# Boinc Portable



## krusha03 (Feb 20, 2015)

Is there a portable version of Boinc or a way to install it and run it from a USB disk? I have only found some really old versions circa 2008/2009. What I would like is to have Boinc with the tasks on a USB drive that I could in theory plug in into any PC that I have admin rights, run it and the work would continue where the previous PC has stopped. Is this possible?


----------



## t_ski (Feb 21, 2015)

Even if you could, it would probably have issues unless all machines had the same proc in them.


----------



## krusha03 (Feb 21, 2015)

t_ski said:


> Even if you could, it would probably have issues unless all machines had the same proc in them.

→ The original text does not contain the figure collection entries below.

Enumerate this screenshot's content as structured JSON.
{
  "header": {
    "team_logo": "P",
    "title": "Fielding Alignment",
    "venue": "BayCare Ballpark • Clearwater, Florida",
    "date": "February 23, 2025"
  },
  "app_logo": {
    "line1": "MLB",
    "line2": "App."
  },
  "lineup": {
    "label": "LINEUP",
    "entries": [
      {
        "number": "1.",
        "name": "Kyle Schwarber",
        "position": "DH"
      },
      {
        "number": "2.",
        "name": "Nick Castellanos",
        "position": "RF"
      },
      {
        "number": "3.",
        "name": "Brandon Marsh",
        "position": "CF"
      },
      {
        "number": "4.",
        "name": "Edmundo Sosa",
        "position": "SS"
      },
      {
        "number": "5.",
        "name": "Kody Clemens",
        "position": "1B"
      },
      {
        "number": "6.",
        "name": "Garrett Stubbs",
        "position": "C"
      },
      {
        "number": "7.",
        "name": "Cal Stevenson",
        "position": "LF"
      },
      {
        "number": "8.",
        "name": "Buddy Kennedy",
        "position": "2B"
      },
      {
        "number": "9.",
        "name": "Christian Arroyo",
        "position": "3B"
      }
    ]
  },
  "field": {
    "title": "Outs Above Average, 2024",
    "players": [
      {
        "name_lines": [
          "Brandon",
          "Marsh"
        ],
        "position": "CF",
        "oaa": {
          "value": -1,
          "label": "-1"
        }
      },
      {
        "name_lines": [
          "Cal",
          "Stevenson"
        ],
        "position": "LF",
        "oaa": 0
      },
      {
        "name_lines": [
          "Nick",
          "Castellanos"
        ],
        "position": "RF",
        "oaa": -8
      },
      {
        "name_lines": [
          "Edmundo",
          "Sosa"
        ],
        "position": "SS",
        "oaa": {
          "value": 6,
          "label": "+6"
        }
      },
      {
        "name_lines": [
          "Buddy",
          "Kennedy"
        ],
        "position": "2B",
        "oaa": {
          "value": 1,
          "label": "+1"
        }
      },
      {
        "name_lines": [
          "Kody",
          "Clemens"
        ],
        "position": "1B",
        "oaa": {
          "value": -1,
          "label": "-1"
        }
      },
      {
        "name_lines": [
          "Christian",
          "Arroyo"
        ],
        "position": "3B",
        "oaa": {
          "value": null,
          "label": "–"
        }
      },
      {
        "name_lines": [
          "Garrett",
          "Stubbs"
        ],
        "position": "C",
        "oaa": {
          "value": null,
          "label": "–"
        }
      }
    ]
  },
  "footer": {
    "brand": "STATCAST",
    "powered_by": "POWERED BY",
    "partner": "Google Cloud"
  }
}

They would all be 1st - 3rd generation i3 / i5. I have few laptops that I am using interchangeably and my work and uni pc. The reason why I want the task to be continued to another PC is because sometimes the task may expire until the next time I am using that particular pc / laptop. I tested with that Bioinc 6 portable I found and it seems to be working. Tried it between a ULV ivy i3 and a ULV ivy celeron. The only thing i am not sure of is if the estimated remaining time is valid as it seems it did not change between the 2 even thou the celeron is at 1.5GHz and the i3 is at 1.9GHz. The threads did change from 2 to 4 thou


----------



## Peter1986C (Feb 25, 2015)

A new host name means invalid WUs.


----------



## krusha03 (Feb 25, 2015)

I haven't gotten any invalid WUs as of now but only uploaded like 10 that got changed from one pc to another . They are filed under the machine name that uploaded them


----------



## Arjai (Feb 25, 2015)

Kinda sounds like you figured it out. That is, if the WU's validate...


----------



## krusha03 (Feb 25, 2015)

Arjai said:


> Kinda sounds like you figured it out. That is, if the WU's validate...

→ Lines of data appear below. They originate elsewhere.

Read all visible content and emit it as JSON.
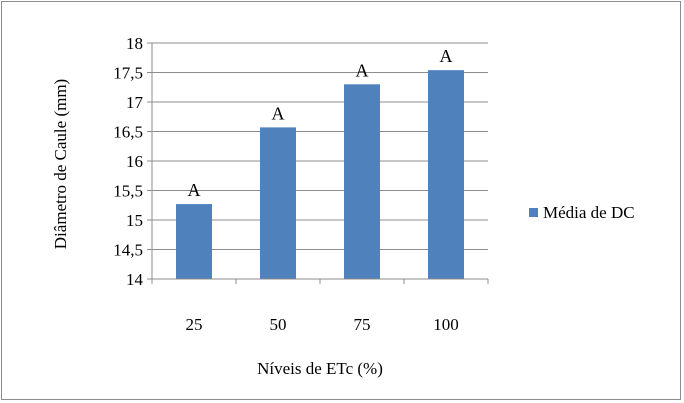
{
  "chart_data": {
    "type": "bar",
    "categories": [
      "25",
      "50",
      "75",
      "100"
    ],
    "series": [
      {
        "name": "Média de DC",
        "values": [
          15.27,
          16.57,
          17.3,
          17.54
        ],
        "data_labels": [
          "A",
          "A",
          "A",
          "A"
        ],
        "color": "#4f81bd"
      }
    ],
    "xlabel": "Níveis de ETc (%)",
    "ylabel": "Diâmetro de Caule (mm)",
    "ylim": [
      14,
      18
    ],
    "yticks": [
      14,
      14.5,
      15,
      15.5,
      16,
      16.5,
      17,
      17.5,
      18
    ],
    "ytick_labels": [
      "14",
      "14,5",
      "15",
      "15,5",
      "16",
      "16,5",
      "17",
      "17,5",
      "18"
    ],
    "grid": true,
    "legend_position": "right"
  }
}
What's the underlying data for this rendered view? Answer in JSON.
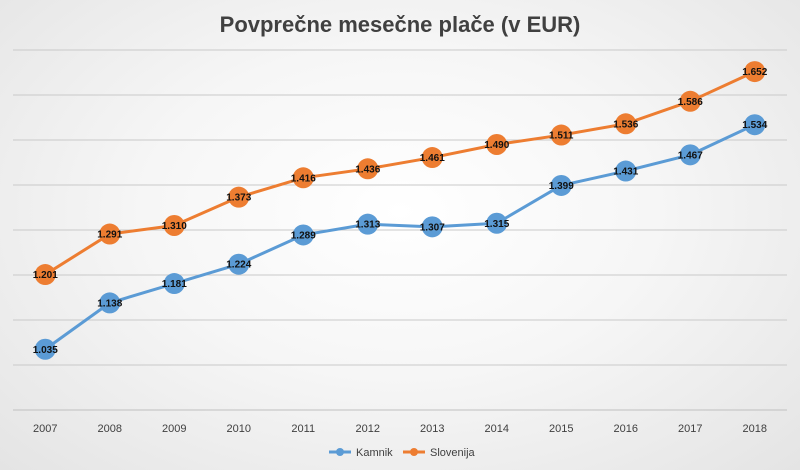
{
  "chart_data": {
    "type": "line",
    "title": "Povprečne mesečne plače (v EUR)",
    "xlabel": "",
    "ylabel": "",
    "categories": [
      "2007",
      "2008",
      "2009",
      "2010",
      "2011",
      "2012",
      "2013",
      "2014",
      "2015",
      "2016",
      "2017",
      "2018"
    ],
    "ylim": [
      900,
      1700
    ],
    "grid": true,
    "y_tick_labels_shown": false,
    "legend_position": "bottom",
    "series": [
      {
        "name": "Kamnik",
        "color": "#5B9BD5",
        "values": [
          1035,
          1138,
          1181,
          1224,
          1289,
          1313,
          1307,
          1315,
          1399,
          1431,
          1467,
          1534
        ],
        "labels": [
          "1.035",
          "1.138",
          "1.181",
          "1.224",
          "1.289",
          "1.313",
          "1.307",
          "1.315",
          "1.399",
          "1.431",
          "1.467",
          "1.534"
        ]
      },
      {
        "name": "Slovenija",
        "color": "#ED7D31",
        "values": [
          1201,
          1291,
          1310,
          1373,
          1416,
          1436,
          1461,
          1490,
          1511,
          1536,
          1586,
          1652
        ],
        "labels": [
          "1.201",
          "1.291",
          "1.310",
          "1.373",
          "1.416",
          "1.436",
          "1.461",
          "1.490",
          "1.511",
          "1.536",
          "1.586",
          "1.652"
        ]
      }
    ]
  }
}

Seems to be working fine I dont have any errors or invalid results. Still a lot of pending thou


----------



## Arjai (Feb 25, 2015)

Pendings are dependant on other's running the same WU's. When enough of them arrive, how many is variable, I believe, then they validate. If they match the other WU's...

Not sure if that makes any sense, since I am feeling a little insane right now....Anxiety over the Challenge start!!


----------



## krusha03 (Feb 25, 2015)

Arjai said:


> Pendings are dependant on other's running the same WU's. When enough of them arrive, how many is variable, I believe, then they validate. If they match the other WU's...
> 
> Not sure if that makes any sense, since I am feeling a little insane right now....Anxiety over the Challenge start!!


Just saw that actually most of my pending results are coming from my android phone and not the PCs I am abusing


----------